Listening to a recent broadcast of KCRW’s Left, Right and Center, co-host Rich Lowry (author and editor of the National Review) put forth a few things that concerned, or perhaps more accurately, disturbed me. He questioned how we can be certain that human activity contributes to climate change in light of evidence that while the amount of carbon that people put up in the atmosphere in the last decade was way more than the last, atmospheric temperature rise this decade has been stagnant. Additionally, he asserted that because the United States’ contribution to emissions is eclipsed every day by amounts emitted by China and India we here in the States should not worry about trying to reduce our emissions further, and rather focus on getting other countries on the reduction bandwagon. What that attitude ignores is the per capita contribution. The following chart shows 2012 CO2 per capita emissions:
As a country’s wealth and industrialization climb, so too does the population’s consumption (and therefore emissions) of carbon. So, we have a long way to go in figuring out how to keep per capita contribution to the atmosphere down. It seems that if critical thinking were taught in more subjects and more rigorously, public sentiment could change quickly about the need to take action and address climate change. No other country is better positioned than the United States to figure out how to reduce per capita carbon pollution, and no other state besides California has a K-12 public school curriculum that teaches critical thinking skills using environment-based instructional materials throughout basic core subjects.
But this blog isn’t about that curriculum, developed from the Education and the Environment Initiative, since my entire professional life is about that!

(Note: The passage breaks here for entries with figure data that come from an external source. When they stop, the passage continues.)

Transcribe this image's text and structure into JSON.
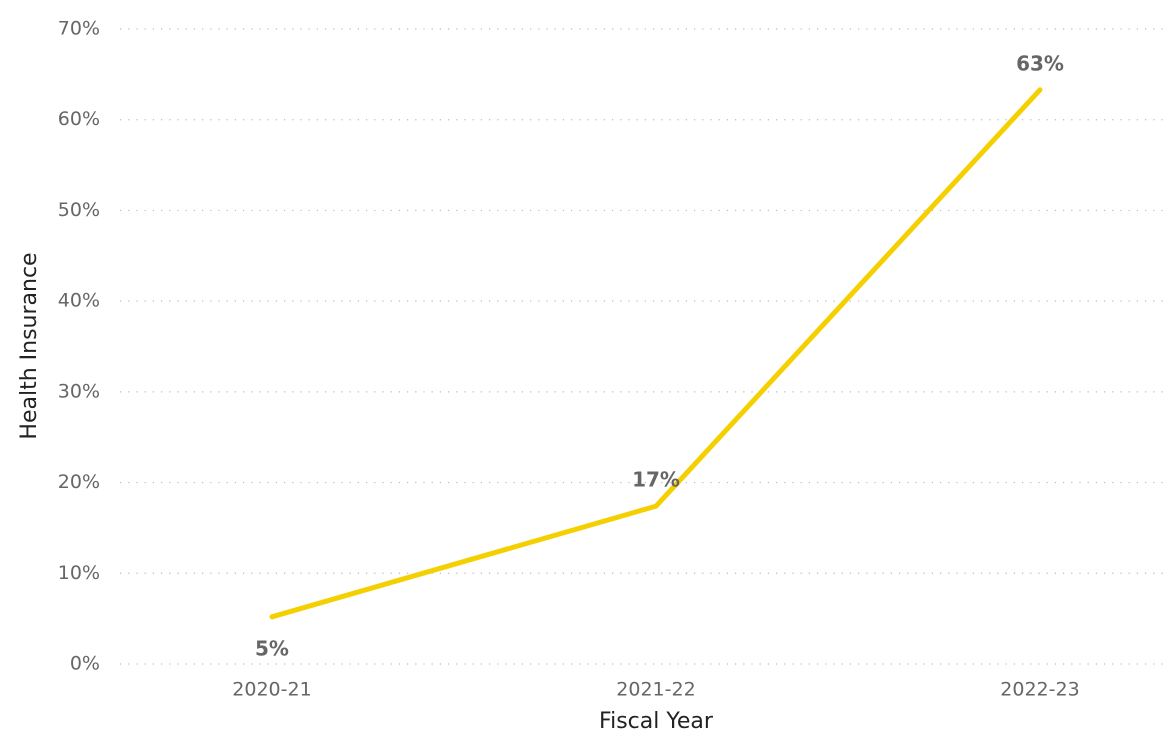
{
  "chart_data": {
    "type": "line",
    "x_label": "Fiscal Year",
    "y_label": "Health Insurance",
    "categories": [
      "2020-21",
      "2021-22",
      "2022-23"
    ],
    "series": [
      {
        "name": "Health Insurance",
        "color": "#f5d000",
        "values": [
          5.2,
          17.4,
          63.3
        ],
        "value_labels": [
          "5%",
          "17%",
          "63%"
        ]
      }
    ],
    "ylim": [
      0,
      70
    ],
    "yticks": [
      {
        "value": 0,
        "label": "0%"
      },
      {
        "value": 10,
        "label": "10%"
      },
      {
        "value": 20,
        "label": "20%"
      },
      {
        "value": 30,
        "label": "30%"
      },
      {
        "value": 40,
        "label": "40%"
      },
      {
        "value": 50,
        "label": "50%"
      },
      {
        "value": 60,
        "label": "60%"
      },
      {
        "value": 70,
        "label": "70%"
      }
    ],
    "grid": true
  }
}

Instead, I’d like to celebrate two unexpected allies in the search for intelligent thinking about human impact on our environment.
The first is John Podesta – recently referred to as “the man behind President Obama’s new environmental push.” Podesta, who helped guide environmental policies under President Bill Clinton in the 1990s, has been meeting privately with Democratic senators on various environmental topics such as:
1) What federal lands to put off-limits to development
2) Urging key agencies to identify ways of reducing greenhouse gas emissions
3) Coaching officials on integrating global warming into policy debates, and
4) Organizing a White House meeting on climate change and drought
He is also the architect of the new climate.data.gov website, which turns scientific data related to coastal flooding, sea level rise, into eye-catching digital presentations that can be mapped using simple software apps. The site will add additional data and tools about other climate – related impacts, including risks to human health, the food supply, and energy infrastructure.
Finally, the impacts of global climate change will be brought to our app-happy younger population with convincing digital drama, tied to specific locations! These tools show what we can expect to experience if we (that is, the per capita “we”) don’t take an offensive posture against the glacially slow pace of congressional action. We need a renaissance of realization among us Americans that climate does matter. Making this information impactful and easy to access may be what’s needed to stop the slide of public awareness and relative inaction.
The second ally is Neil deGrasse Tyson, director of the Hayden Planetarium, who is hosting the brand new Cosmos – the Sunday night series airing on the Fox network. Yes, you read that right Fox (not PBS) primetime, and at the helm is Seth MacFarlane. The comedian and creator of “Family Guy” recently gave an impassioned speech to a crowd of Ph.D.’s and NASA advisers gathered at Library of Congress to celebrate Carl Sagan on how scientific achievement had “ceased in many parts of this country to be a source of pride.” Mr. deGrasse Tyson is a master comedian, celebrated intellectual, author, gifted science communicator, and nerdy cool guy, (including winning dance competitions in International Latin Ballroom and appearing in a Superman strip!) having gotten his credentials at Harvard, Columbia, and Princeton. Speaking about the spirit of urgency in the series, which is inspired by the Sagan – hosted original, Tyson asks “Do we really know what we’re doing to our environment that we take for granted is just there?” he said. “Can we be good shepherds of this planet? Do we know enough to be good shepherds of this planet?”
The series has the potential to provide the jolt to the public conscience needed to rekindle faith in science over political hunches, and still leaves plenty of room for mystery. It celebrates what science can do: “Science gives us the power to see what vision cannot,” as deGrasse Tyson says. My hope is that Cosmos will popularize not only a renewed interest in science and humanity’s place in the universe, but also humanity’s place in nature.
The civilizations of the world don’t need to come to a crashing halt as Al Gore warned us about in his 1992 book, Earth in the Balance. Let’s make this decade the one where we (the per capita we and the World we,) all agree that resources should be marshaled and technology should be harnessed, and the education of our young should ignite the passion and means we need to arrest climate change.